How to keep that New Year’s resolution to get fit

WASHINGTON — This is the busiest time of year for fitness centers and weight loss programs. But how many people who intend to get in shape will stick with it?

Not that many.

The dropout rate is incredibly high — in the fitness area, studies indicate it approaches 73 percent, according to Don Alley with Medical Exercise Trainers in D.C.

“People have these exaggerated ideas of what they want to do,” he says, adding that when they don’t see immediate results, they tend to slack off. Even worse, they push their body too far too fast and end up injured.

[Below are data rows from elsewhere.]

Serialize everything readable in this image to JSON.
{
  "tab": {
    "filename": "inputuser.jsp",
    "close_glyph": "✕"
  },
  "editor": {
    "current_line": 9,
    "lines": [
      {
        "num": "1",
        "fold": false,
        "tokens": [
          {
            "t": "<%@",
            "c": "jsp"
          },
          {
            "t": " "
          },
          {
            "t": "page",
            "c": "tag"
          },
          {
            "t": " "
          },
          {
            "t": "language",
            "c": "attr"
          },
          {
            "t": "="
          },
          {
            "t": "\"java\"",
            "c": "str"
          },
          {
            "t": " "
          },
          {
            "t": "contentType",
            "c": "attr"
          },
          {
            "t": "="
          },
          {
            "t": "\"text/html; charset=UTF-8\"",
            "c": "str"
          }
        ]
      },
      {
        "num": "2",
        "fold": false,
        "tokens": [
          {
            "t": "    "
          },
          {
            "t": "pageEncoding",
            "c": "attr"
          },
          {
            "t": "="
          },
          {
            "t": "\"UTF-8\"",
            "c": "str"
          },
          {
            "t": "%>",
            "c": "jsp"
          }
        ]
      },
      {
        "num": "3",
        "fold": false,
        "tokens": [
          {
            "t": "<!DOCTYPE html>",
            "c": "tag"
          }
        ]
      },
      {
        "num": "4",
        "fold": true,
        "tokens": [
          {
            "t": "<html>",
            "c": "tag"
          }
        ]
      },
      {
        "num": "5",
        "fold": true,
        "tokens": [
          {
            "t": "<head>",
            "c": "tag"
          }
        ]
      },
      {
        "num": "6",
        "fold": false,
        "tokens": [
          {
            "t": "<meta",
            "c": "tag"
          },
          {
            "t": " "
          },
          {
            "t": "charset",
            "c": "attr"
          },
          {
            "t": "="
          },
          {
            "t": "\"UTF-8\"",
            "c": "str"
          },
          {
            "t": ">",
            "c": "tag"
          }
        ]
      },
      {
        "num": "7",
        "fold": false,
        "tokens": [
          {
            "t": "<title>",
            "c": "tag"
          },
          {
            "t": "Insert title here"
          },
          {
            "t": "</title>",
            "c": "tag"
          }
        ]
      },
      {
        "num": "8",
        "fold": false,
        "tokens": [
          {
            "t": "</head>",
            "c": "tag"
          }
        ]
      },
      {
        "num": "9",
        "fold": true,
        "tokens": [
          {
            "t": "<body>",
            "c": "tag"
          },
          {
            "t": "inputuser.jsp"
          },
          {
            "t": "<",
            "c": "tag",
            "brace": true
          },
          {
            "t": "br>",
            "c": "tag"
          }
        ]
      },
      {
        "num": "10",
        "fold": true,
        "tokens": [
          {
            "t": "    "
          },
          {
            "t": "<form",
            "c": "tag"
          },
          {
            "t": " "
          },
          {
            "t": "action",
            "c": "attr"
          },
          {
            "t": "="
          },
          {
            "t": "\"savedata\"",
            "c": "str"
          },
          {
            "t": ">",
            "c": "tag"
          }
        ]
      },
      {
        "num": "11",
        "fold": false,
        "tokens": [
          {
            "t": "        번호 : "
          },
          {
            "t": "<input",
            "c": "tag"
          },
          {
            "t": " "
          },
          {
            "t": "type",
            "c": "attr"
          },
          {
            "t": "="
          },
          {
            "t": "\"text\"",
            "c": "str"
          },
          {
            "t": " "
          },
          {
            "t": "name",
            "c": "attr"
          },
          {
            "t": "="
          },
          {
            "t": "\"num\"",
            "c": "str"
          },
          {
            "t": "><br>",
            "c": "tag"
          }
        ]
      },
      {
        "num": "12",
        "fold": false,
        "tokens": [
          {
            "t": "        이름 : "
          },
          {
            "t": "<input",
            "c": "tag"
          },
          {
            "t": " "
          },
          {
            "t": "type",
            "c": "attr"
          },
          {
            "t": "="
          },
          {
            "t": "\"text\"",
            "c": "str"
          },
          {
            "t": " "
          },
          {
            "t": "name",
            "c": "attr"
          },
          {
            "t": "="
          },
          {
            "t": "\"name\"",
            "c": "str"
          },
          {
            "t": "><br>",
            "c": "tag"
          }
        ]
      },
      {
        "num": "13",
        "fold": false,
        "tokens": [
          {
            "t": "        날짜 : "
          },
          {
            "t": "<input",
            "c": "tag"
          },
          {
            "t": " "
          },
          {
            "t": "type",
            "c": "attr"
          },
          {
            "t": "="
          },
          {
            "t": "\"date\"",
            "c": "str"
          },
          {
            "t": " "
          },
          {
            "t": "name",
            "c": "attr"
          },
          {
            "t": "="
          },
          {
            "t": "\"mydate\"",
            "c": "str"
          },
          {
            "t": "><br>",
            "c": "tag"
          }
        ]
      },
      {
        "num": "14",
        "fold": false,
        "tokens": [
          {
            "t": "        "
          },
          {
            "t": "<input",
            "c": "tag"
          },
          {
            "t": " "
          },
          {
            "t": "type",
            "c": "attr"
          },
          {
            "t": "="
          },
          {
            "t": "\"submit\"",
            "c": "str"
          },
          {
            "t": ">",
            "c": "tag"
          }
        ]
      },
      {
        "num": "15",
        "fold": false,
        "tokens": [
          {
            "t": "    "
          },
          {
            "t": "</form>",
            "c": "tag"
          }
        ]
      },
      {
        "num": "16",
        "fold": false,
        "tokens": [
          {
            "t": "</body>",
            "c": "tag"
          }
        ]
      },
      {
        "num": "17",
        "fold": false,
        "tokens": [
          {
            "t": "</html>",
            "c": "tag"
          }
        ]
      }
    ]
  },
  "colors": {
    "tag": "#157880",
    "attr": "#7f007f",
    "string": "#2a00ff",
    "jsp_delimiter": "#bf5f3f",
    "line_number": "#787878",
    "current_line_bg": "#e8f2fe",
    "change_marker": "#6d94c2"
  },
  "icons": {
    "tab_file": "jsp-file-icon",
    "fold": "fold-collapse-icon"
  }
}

Those injuries often occur from lifting too much weight at the gym or using improper form. Alley — who works with injured would-be athletes post-rehab — says they include a lot of pulls, rotator cuff and knee injuries, and lower back strains.

He says resolutions are not necessarily a bad thing, but they have to be grounded in realism. The adage “you have to walk before you run” should guide every sedentary person seeking to become more fit.

“Consistency and commitment to a program that is within your scope is what is going to do it for you,” is his advice for the fitness-challenged.

It’s similar to the guidance dietician Lauren Trocchio gives her weight loss patients.

She says they often come up with goals that are unrealistic, “and they are kind of setting themselves up for failure.” Instead, they need to focus on achievable goals, which for most people is a weight loss of a pound or two a week.

Trocchio — who works with the Washington Center for Weight Management and Research, in Arlington, Virginia — urges those seeking to drop pounds to focus on their overall health.

She says weight loss is about far more than numbers on a scale, and that your diet can have a big impact on your cholesterol, blood sugar and blood pressure.